Позднее, уже в поле, где мы выпалывали сорняки из настолько запущенных грядок моркови, что только сесть и плакать, она сначала висела надо мной, как злой рок, а когда пошла подгонять другую группу, бросила как проклятие:
— Пошевеливайтесь, дармоеды!
По прошествии времени я сейчас думаю, что, вероятно, самый смысл такого поведения стёрся для неё от частого употребления, и этот окрик означал не более, чем обычное «эй!» или «давай‑давай». Но, как бы там ни было, я никогда не замечала, чтобы она мало‑мальски считалась с нашим чувством собственного достоинства. Ничего подобного она в нас не видела, значит, ничего подобного мы действительно не имели.
Тогда, на том засорняченном поле, к «дармоедам» она присовокупила общество, которое становится беднее от того, что наши никчёмные морды будто бы съедают немалую часть национального дохода, что в масштабах страны достигает значительных цифр.
— Ну да, ну да, ну да, — запела я про себя, сражаясь с зарослями пырея.

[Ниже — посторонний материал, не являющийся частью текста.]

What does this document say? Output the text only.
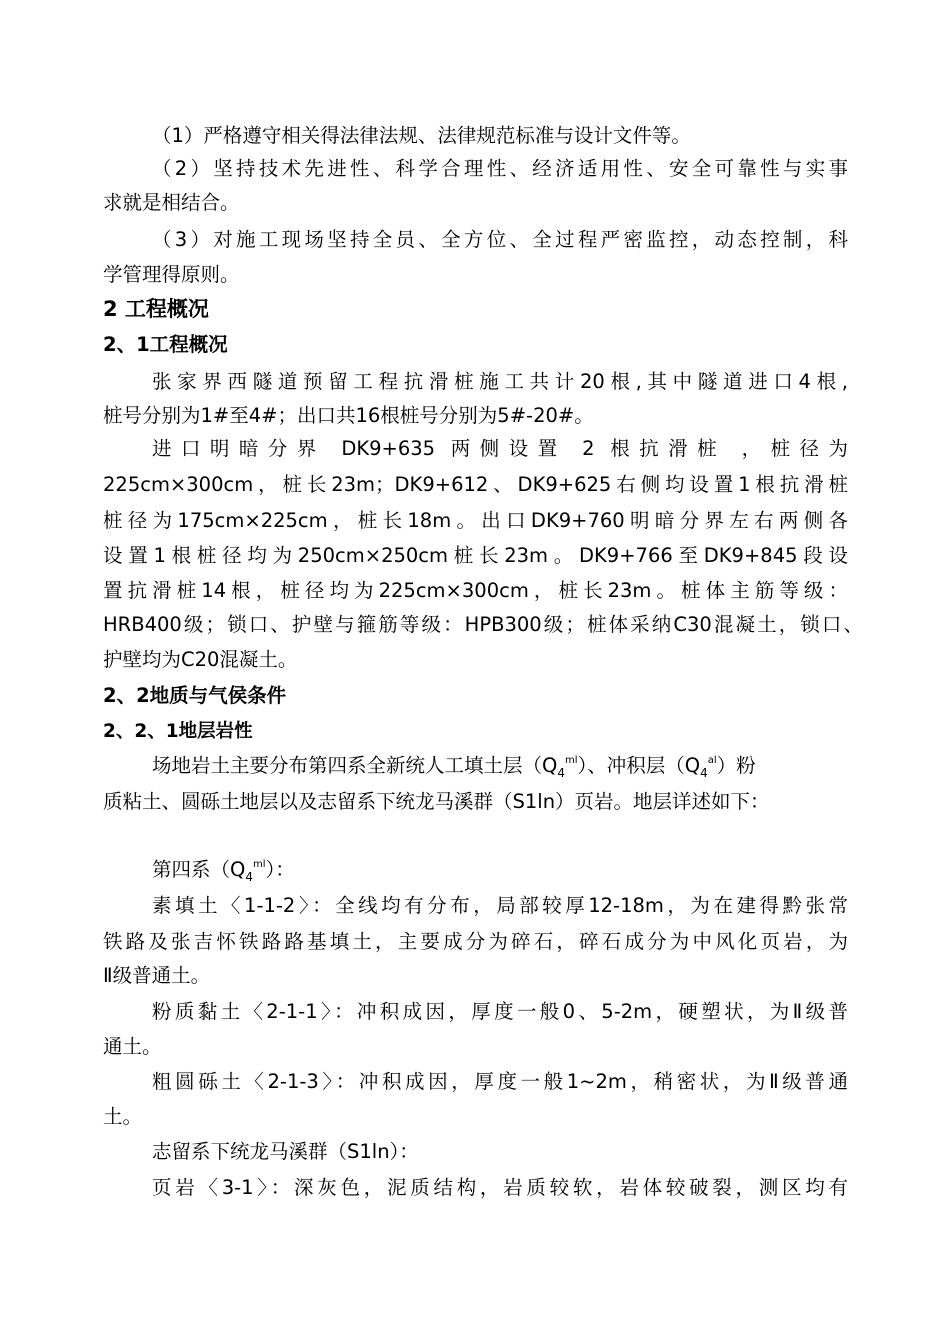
（1）严格遵守相关得法律法规、法律规范标准与设计文件等。
（2）坚持技术先进性、科学合理性、经济适用性、安全可靠性与实事
求就是相结合。
（3）对施工现场坚持全员、全方位、全过程严密监控，动态控制，科
学管理得原则。
2 工程概况
2、1工程概况
张家界西隧道预留工程抗滑桩施工共计20根,其中隧道进口4根,
桩号分别为1#至4#；出口共16根桩号分别为5#-20#。
进口明暗分界 DK9+635 两侧设置 2 根抗滑桩 ，桩径为
225cm×300cm，桩长23m；DK9+612、DK9+625右侧均设置1根抗滑桩
桩径为175cm×225cm，桩长18m。出口DK9+760明暗分界左右两侧各
设置1根桩径均为250cm×250cm桩长23m。DK9+766至DK9+845段设
置抗滑桩14根，桩径均为225cm×300cm，桩长23m。桩体主筋等级：
HRB400级；锁口、护壁与箍筋等级：HPB300级；桩体采纳C30混凝土，锁口、
护壁均为C20混凝土。
2、2地质与气侯条件
2、2、1地层岩性
场地岩土主要分布第四系全新统人工填土层$(Q_4^{ml})$、冲积层$(Q_4^{al})$粉
质粘土、圆砾土地层以及志留系下统龙马溪群（S1ln）页岩。地层详述如下：
第四系$(Q_4^{ml})$：
素填土〈1-1-2〉：全线均有分布，局部较厚12-18m，为在建得黔张常
铁路及张吉怀铁路路基填土，主要成分为碎石，碎石成分为中风化页岩，为
Ⅱ级普通土。
粉质黏土〈2-1-1〉：冲积成因，厚度一般0、5-2m，硬塑状，为Ⅱ级普
通土。
粗圆砾土〈2-1-3〉：冲积成因，厚度一般1~2m，稍密状，为Ⅱ级普通
土。
志留系下统龙马溪群（S1ln）：
页岩〈3-1〉：深灰色，泥质结构，岩质较软，岩体较破裂，测区均有
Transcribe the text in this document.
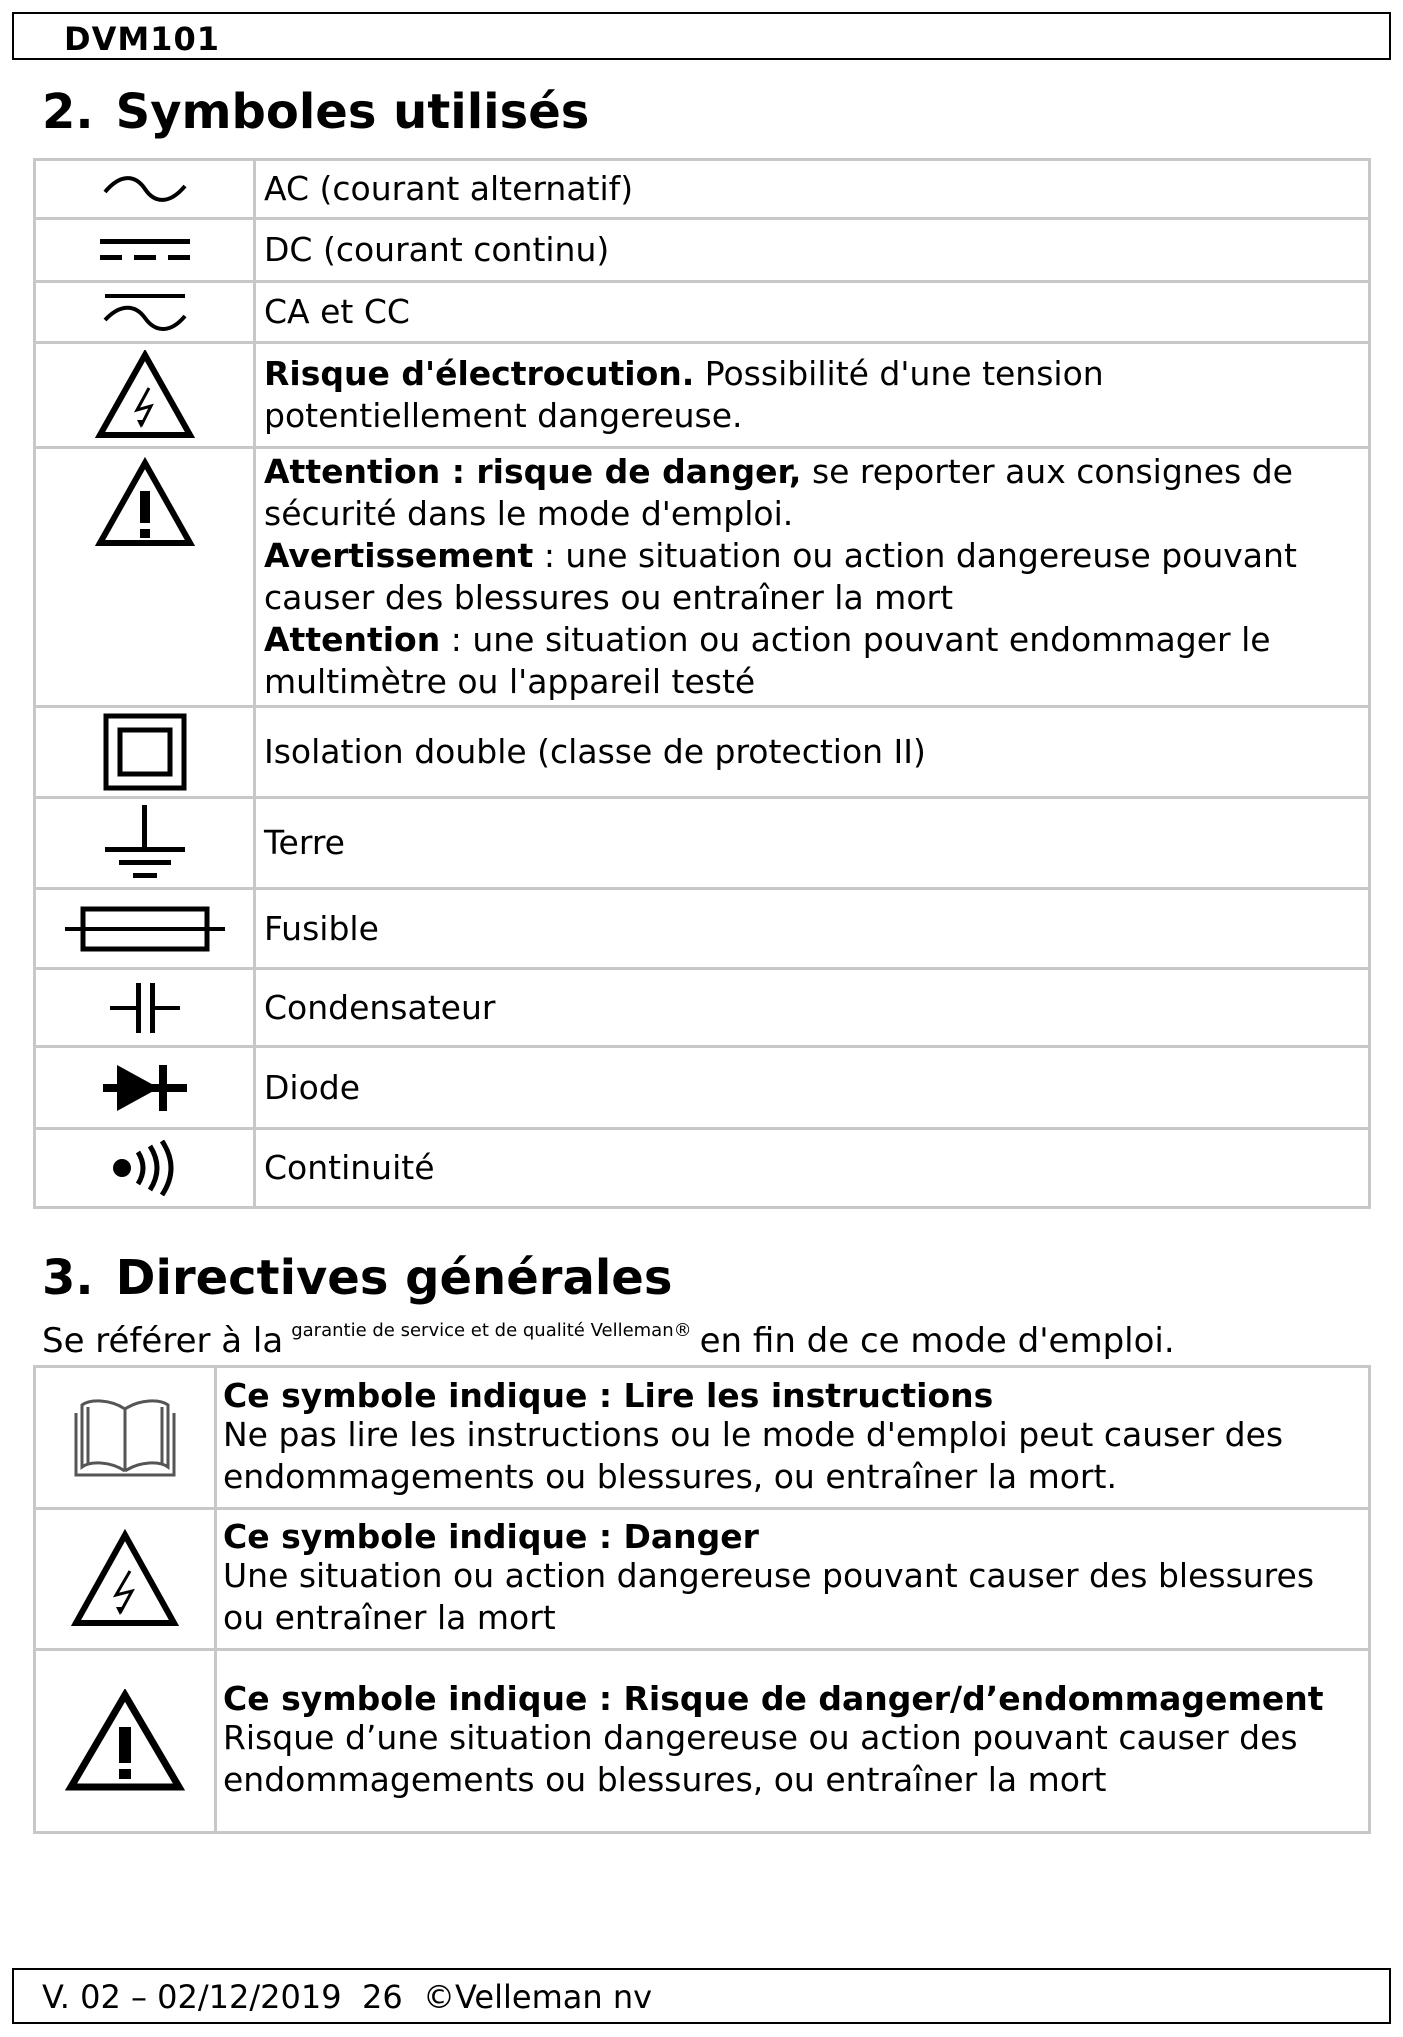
DVM101
2. Symboles utilisés
	AC (courant alternatif)

	DC (courant continu)

	CA et CC

	Risque d'électrocution. Possibilité d'une tension potentiellement dangereuse.

Attention : risque de danger, se reporter aux consignes de sécurité dans le mode d'emploi.
Avertissement : une situation ou action dangereuse pouvant causer des blessures ou entraîner la mort
Attention : une situation ou action pouvant endommager le multimètre ou l'appareil testé

	Isolation double (classe de protection II)

	Terre

	Fusible

	Condensateur

	Diode

	Continuité
3. Directives générales
Se référer à la $^{garantie de service et de qualité Velleman®}$ en fin de ce mode d'emploi.

Ce symbole indique : Lire les instructions
Ne pas lire les instructions ou le mode d'emploi peut causer des endommagements ou blessures, ou entraîner la mort.

Ce symbole indique : Danger
Une situation ou action dangereuse pouvant causer des blessures ou entraîner la mort

Ce symbole indique : Risque de danger/d’endommagement
Risque d’une situation dangereuse ou action pouvant causer des endommagements ou blessures, ou entraîner la mort
V. 02 – 02/12/2019  26  ©Velleman nv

Я знала, чем её разозлить.
Я ненавидела её и общество, на иждивении которого мы находимся, чем она нас попрекала при каждом случае. Ненавидела за то, что меня пересылали, как неодушевлённый предмет, из одного места передержки нежелательных детей в другое, потому что я была трудным ребёнком, которым никто не хотел заниматься и сплавлял меня куда от себя подальше.
А она опять попрекала меня гороховым супом и праздничным ломтиком зельца в своём излюбленном стиле передовиц правительственных газет, словно читала очередную политинформацию.
— Ну да, ну да, ну да, — подпевала я всё громче, произнося словечки слитно, а она, хоть и всё понимала, не могла доказать, что они не являются выражением подтверждения её слов, что нас всегда веселило, а её доводило до бешенства.
— Заткнись, дармоедка!
Во мне поднималась энергия, из которой выросло крупное, сильное дерево с корнями, глубоко проникшими в землю, и ветвями, достигающими неба. Откуда Ильзе было знать, что именно в моей кроне как раз зашумел неукротимый ветер?
— А вы кто такая, чтобы от имени общества попрекать нас каждой ложкой супа? Что вы такого полезного производите, что приносите в национальный доход, где этот продукт? Вы тоже дармоед! Общество платит вам, чтобы вы нависали над нами с бичом.
Она не носила с собой открыто средств подавления, ну, если не считать баллончика с паралитическим газом, который был всё‑таки скрыт в потайном кармане под мышкой. «Бич» было свежим, недавно услышанным словом из телесериала о рабах.
Пороли в изоляторе. Об этом не говорилось. Дирекция делала вид, что о такой практике ей ничего не известно. Никто не жаловался. Ничто не могло спасти от возмездия. Изнанка официального гуманизма, который в нашем учреждении не выходил за пределы торжественного словоблудия, густо приправленного терминами, оканчивающимися на «‑логия».
— Хватит, иди в машину, — Ильза жестом подозвала
Тот обычно вылёживался в тени дикой груши недалеко от зарешёченной «ныски»{26}, без нужды не появляясь в поле нашего зрения. За нашу ежедневную дрессировку ему не платили.
— Ильза Кох, эсэсовка! — выпалила я ей в глаза под действием урагана, что бесновался в моей кроне.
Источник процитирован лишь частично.